Longstreet made a point to show the bartender he was clasping two fingers around the butt of the gun. He eased it out slowly and set in on the bar. He could hear the footsteps coming from the pool table.

“Hey, Donny, frisk him,” the Irishman said from behind him.

“He puts his hands on me and he’ll turn into Minnie two seconds flat,” Longstreet said coolly.

“You got a lot of lead to think you can take four of us and O’Malley not drop you,” Pool Table said.

“If he fires that scattergun, you’re going to get mixed into my stew,” observed Longstreet. Pool Table, Babyface, and the Irishman had taken up positions behind him. Donny was trying to score a look like a kid at a Cubs game.

“We got a message for your Mexican friend,” Donny said. Longstreet lowered his head.

“He told you about me?”

“He said we wasn’t supposed to shove him around no more,” Donny said, his voice arcing higher in triumph. “So I guess we mess with you now.”

“I guess,” Longstreet said. He kicked his legs up against the bar, launching himself backward. He caught the Irishman completely by surprise and knocked him to the ground. Longstreet rolled to his right narrowly avoiding Babyface’s fist that came down in the Irishman’s gut instead. He closed on Donny, whose offense consisted of yelps and squawks. Pool Table wrapped his arm around Longstreet’s torso and shoved him hard into the bar. Before he could react, Donny brought a glass down on Longstreet’s head. The pieces scattered across the bar.

“Nice one, Donny,” Pool Table mused.

“I can’t believe the spic hired a detective to rough us up,” Donny said. His beaming smile melted quickly as the pieces of the glass began to hover off the bar.

“He hired me to keep an eye on you boys,” Longstreet said as he pulled himself off the bar. “Roughing you up is now on my dime.”
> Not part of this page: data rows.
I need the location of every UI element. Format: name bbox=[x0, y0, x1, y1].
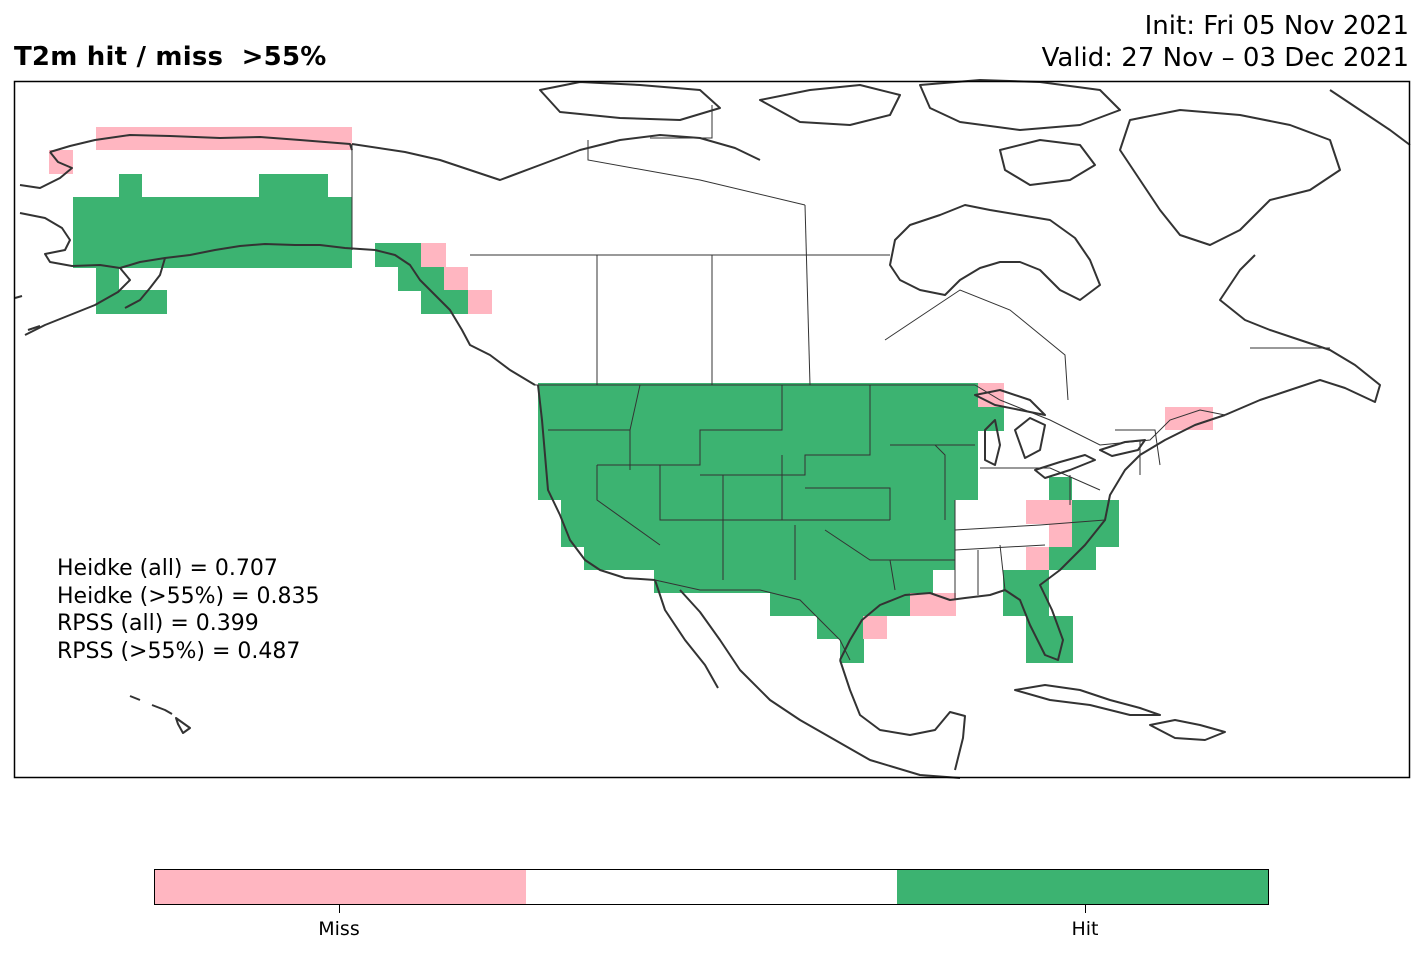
colorbar bbox=[154, 869, 1269, 905]
colorbar-label-miss: Miss bbox=[318, 918, 360, 940]
hit-cell bbox=[770, 593, 910, 616]
hit-cell bbox=[561, 500, 955, 547]
coastlines bbox=[14, 79, 1411, 779]
map-frame bbox=[13, 80, 1411, 779]
hit-cell bbox=[119, 174, 142, 198]
hit-cell bbox=[421, 267, 444, 291]
rpss-all: RPSS (all) = 0.399 bbox=[57, 611, 259, 636]
hit-cell bbox=[538, 383, 978, 500]
hit-cell bbox=[259, 174, 328, 198]
heidke-55: Heidke (>55%) = 0.835 bbox=[57, 583, 320, 609]
colorbar-neutral bbox=[526, 870, 897, 904]
colorbar-hit bbox=[897, 870, 1268, 904]
skill-scores: Heidke (all) = 0.707 Heidke (>55%) = 0.8… bbox=[57, 555, 320, 665]
hit-cell bbox=[73, 197, 352, 268]
miss-cell bbox=[444, 267, 468, 291]
hit-cell bbox=[978, 407, 1004, 431]
miss-cell bbox=[1026, 500, 1072, 524]
colorbar-tick-miss bbox=[339, 905, 340, 913]
miss-cell bbox=[1026, 547, 1049, 570]
hit-cell bbox=[96, 267, 119, 291]
colorbar-label-hit: Hit bbox=[1071, 918, 1099, 940]
miss-cell bbox=[1165, 407, 1213, 430]
rpss-55: RPSS (>55%) = 0.487 bbox=[57, 638, 301, 664]
date-labels: Init: Fri 05 Nov 2021 Valid: 27 Nov – 03… bbox=[1042, 10, 1409, 74]
miss-cell bbox=[421, 243, 446, 267]
hit-cell bbox=[398, 267, 421, 291]
colorbar-miss bbox=[155, 870, 526, 904]
heidke-all: Heidke (all) = 0.707 bbox=[57, 556, 278, 581]
hit-cell bbox=[584, 547, 955, 570]
miss-cell bbox=[468, 290, 492, 314]
hit-cell bbox=[1072, 524, 1119, 547]
miss-cell bbox=[863, 616, 887, 639]
hit-cell bbox=[1026, 616, 1073, 663]
miss-cell bbox=[910, 593, 956, 616]
hit-cell bbox=[817, 616, 863, 639]
hit-cell bbox=[654, 570, 933, 593]
hit-cell bbox=[421, 290, 444, 314]
political-borders bbox=[351, 105, 1330, 661]
hit-cell bbox=[1049, 477, 1072, 501]
hit-cell bbox=[1072, 500, 1119, 524]
hit-cell bbox=[910, 570, 933, 593]
map-title: T2m hit / miss >55% bbox=[14, 42, 327, 72]
colorbar-tick-hit bbox=[1085, 905, 1086, 913]
hit-cell bbox=[375, 243, 421, 267]
hit-cell bbox=[96, 290, 167, 314]
init-date: Init: Fri 05 Nov 2021 bbox=[1144, 11, 1409, 41]
hit-cell bbox=[444, 290, 468, 314]
miss-cell bbox=[1049, 524, 1072, 547]
valid-date: Valid: 27 Nov – 03 Dec 2021 bbox=[1041, 43, 1409, 73]
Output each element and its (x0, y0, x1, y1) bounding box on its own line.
The shards whipped out in several directions, cutting Donny in the face and Pool Table across the arm. The biggest chunk hovered a few inches from the bartender’s eyes, keeping his shotgun lowered. The Irishman and Babyface staggered backwards as smaller pieces whirled around them like flies.

“Now that I have your attention,” said Longstreet as he dabbed the blood seeping from his lip, “tell me about why you broke into Oscar’s place, Donny.”

“I got a question, too,” said a voice from the doorway. Longstreet turned to see who it was. He cursed, raised his hands, and lowered the shards to the ground.

The patrolman in the doorway stepped into O’Malley’s Bar.

“What’s a goddamn magoo like you doing so far away from Moontown?” he asked.